China has been the largest market for polyacetal (POM) resins for several years now. From constituting for a third of global demand a decade ago to currently representing more than half the pie per Prismane Consulting Database, demand for the thermoplastic in the country has been driven by production growth in automotive and electronics sectors – two of the market’s biggest drivers. With an annual average growth rate of 5%, China’s POM consumption has effectively doubled since 2010.

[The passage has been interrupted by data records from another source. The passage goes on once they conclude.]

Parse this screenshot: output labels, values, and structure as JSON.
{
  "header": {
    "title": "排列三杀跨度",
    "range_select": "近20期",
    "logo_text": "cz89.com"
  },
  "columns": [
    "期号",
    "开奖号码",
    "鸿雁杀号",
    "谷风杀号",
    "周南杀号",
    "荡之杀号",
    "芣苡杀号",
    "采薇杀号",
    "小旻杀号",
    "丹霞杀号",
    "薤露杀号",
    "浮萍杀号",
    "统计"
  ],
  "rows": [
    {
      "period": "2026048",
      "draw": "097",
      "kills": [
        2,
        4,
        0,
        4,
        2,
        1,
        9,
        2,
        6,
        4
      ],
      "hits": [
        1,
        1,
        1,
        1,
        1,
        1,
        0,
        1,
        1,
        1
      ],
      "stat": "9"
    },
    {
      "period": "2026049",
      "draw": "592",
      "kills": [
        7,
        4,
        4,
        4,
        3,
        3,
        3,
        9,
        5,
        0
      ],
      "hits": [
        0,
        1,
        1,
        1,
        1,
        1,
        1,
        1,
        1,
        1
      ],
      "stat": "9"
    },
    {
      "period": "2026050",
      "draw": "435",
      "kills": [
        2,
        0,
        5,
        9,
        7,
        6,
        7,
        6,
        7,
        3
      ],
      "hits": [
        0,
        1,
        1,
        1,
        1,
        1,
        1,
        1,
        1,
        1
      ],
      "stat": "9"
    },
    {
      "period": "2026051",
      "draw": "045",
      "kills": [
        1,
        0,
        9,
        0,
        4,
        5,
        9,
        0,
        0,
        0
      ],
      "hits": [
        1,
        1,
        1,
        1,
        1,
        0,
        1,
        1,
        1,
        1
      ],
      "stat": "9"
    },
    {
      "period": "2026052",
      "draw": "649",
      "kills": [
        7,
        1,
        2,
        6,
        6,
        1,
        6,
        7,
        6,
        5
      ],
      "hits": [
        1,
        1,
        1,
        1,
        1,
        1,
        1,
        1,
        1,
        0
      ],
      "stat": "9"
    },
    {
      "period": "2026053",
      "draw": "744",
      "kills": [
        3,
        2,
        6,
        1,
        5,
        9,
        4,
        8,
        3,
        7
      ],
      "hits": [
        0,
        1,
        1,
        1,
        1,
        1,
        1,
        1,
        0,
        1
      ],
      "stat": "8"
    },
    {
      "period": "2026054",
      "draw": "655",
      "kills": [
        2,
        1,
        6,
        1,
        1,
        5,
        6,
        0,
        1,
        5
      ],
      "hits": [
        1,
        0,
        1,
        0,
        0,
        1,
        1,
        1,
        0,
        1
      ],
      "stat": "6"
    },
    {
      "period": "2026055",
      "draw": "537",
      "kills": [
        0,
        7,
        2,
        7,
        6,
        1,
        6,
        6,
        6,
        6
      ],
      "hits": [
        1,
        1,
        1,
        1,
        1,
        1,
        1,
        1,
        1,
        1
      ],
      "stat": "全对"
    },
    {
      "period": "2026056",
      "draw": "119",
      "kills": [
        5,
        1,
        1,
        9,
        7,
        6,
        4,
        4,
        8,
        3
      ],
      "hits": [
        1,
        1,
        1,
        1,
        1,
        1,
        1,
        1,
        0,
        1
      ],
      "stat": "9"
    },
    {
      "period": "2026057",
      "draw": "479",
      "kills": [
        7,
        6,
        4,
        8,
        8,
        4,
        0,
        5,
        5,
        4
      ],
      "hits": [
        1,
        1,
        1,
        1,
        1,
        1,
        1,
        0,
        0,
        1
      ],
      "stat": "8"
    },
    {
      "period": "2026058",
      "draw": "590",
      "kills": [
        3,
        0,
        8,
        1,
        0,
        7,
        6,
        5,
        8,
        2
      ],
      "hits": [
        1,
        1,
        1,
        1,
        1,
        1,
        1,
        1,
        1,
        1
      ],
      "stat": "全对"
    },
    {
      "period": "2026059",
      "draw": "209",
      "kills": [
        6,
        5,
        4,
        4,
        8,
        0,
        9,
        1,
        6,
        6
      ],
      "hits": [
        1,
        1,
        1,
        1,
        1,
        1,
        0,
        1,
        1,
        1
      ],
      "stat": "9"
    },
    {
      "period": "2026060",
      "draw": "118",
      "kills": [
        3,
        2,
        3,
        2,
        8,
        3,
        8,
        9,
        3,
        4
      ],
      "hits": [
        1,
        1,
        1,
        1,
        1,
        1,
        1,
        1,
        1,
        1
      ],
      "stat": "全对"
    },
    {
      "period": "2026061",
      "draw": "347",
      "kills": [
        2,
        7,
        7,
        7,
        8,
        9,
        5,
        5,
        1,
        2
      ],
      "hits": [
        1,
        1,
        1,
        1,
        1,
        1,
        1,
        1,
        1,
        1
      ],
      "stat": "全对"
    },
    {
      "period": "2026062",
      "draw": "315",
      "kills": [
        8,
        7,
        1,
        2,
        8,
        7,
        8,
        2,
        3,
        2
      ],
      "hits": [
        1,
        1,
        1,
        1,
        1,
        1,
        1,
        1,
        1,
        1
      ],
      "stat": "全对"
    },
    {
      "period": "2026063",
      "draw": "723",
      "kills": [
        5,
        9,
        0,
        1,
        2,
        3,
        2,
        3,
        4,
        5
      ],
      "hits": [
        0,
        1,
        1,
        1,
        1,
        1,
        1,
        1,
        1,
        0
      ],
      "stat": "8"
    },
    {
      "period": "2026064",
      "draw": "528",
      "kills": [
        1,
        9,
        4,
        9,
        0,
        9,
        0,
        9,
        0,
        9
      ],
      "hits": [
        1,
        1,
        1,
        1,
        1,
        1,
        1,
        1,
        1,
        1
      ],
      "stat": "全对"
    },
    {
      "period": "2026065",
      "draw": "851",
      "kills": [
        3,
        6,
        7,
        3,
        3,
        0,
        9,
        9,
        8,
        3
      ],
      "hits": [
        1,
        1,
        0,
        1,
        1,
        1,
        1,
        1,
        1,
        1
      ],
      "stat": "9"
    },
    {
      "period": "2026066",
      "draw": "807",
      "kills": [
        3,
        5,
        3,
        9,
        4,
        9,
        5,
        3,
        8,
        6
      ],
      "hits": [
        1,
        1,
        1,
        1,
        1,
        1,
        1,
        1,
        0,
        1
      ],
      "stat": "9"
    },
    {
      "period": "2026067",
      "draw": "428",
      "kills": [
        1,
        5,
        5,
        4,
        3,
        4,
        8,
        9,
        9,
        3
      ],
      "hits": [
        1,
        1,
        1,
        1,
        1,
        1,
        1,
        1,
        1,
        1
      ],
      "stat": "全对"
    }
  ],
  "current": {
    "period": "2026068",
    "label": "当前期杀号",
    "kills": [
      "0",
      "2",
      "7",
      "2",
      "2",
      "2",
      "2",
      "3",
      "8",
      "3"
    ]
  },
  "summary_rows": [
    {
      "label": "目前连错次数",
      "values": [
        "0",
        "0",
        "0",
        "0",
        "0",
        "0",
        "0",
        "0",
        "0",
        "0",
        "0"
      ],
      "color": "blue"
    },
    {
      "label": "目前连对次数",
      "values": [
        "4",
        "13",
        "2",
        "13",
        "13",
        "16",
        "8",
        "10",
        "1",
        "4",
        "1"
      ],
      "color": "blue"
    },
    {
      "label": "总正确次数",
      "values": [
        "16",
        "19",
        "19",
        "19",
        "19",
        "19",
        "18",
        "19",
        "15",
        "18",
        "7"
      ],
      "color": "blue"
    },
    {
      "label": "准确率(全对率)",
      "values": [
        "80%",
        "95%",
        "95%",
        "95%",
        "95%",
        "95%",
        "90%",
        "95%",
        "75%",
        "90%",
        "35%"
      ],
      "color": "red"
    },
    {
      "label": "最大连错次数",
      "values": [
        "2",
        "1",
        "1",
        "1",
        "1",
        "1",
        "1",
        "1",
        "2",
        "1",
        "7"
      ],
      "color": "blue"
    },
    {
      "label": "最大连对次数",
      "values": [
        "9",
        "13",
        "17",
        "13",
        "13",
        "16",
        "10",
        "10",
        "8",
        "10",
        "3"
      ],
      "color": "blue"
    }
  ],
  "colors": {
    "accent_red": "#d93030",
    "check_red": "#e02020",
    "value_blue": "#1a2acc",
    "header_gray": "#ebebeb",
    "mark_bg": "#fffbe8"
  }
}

China also dominates POM production, housing more than a third of global supply. Typical plant sizes in the country range from 20 to 60 kilo tons. However, domestic supply utilization has remained relatively low, with average run rates just above 50% over the past decade. As a result, imports play a significant role, fulfilling more than half of the domestic demand. Supplies are sourced from South Korea, Malaysia, Taiwan, USA, Germany, and Japan. Saudi Arabia and Thailand are other notable exporters.
Over the years, this shift towards China—and other Asia-Pacific regions—has led to a series of supply expansions and consolidations. New capacities and expansions have been witnessed in South Korea, Malaysia, Thailand, and Saudi Arabia. China itself has witnessed various plant developments: While companies like Shanghai Pacific, Shanxi Lanhua, Xinjiang United Chemical, and PetroChina Jilin have shuttered plants, others, including Kaifeng Longyu Chemical, Lunan Yankuang, Tangshan Zhonghao, Yuntianhua Group, and Tianjin Soda Plant, have commenced production.
Through its JV company PTM Engineering Plastics (Nantong) (with other partners Mitsubishi Gas Chemical Company, Korea Engineering Plastics and Ticona), Polyplastics had been a key polyacetals manufacturer in China, having commenced production at its Nantong, Jiangsu facility in October 2005. Alongside Delrin (part of the Jordan Company) (formerly owned by DuPont), and Celanese, the company is among the top three POM producers globally, with manufacturing facilities in Japan, Taiwan, and Malaysia. Celanese held a 45% share in Polyplastics, before it divested its entire equity to JV partner Daicel in 2020.
Chinese POM supply fell in 2021, when Polyplastics’ plant in the North District was directed by the Nantong Economic Development Zone authorities to suspend operations. Consequently, the 60 kilo tons plant ceased production in March. Import volumes during the year reached an all-time high of 374 kilo tons, a 13% jump year-over-year.
Immediately thereafter, Polyplastics announced that it would build a new POM facility in Nantong, this time in its South District under new entity DP Engineering Plastics (Nantong) Co., Ltd. The new facility will be its largest, with an annual production capacity of 150 kilo tons. The first phase of production, with 90 kilo tons began operations at the end of last month, with Phase II expected early 2026.
What does this mean for the POM market?
Once completed, the plant would be among the largest POM production facilities in the world, alongside Celanese’ Frankfurt facility in Germany and BASF-Kolon’s JV innoPOM’s plant at Kimchon, South Korea. While China has traditionally relied on imports to meet substantial part of demand, Polyplastics “entering” with even greater supply will likely decrease some volumes, and pressure global producer margins.
For a market that is poised to reach 1,500 kilo tons by next year, Polyplastics’ new facility is strategically positioned to cater to China’s increasing demand. The Nantong plant, along with the company’s 25 kilo tons plant in Kaohsiung, Taiwan, will help meet this demand, shorten lead times, and reduce transportation costs. Additionally, Polyplastics plans to leverage next-generation methanol as a raw material, and address newer applications such as medical uses, beyond the traditional automotive and electronics markets.
Conclusion
Over the course of the last two decades, the market shares of both Europe and North America have shrunk considerably, despite them continuing to be the second and third largest markets, respectively, for POM. Asia Pacific, especially China, has been the primary benefactor of this lost share, and now controls nearly 70% of the global market. While Polyplastics, TJC, and Celanese continue to be the top three producers globally, they have also seen decline in market share.
Strategic alliances & partnerships, along with some capacity rationalizations will thus be crucial in navigating the choppy waters that remain ahead.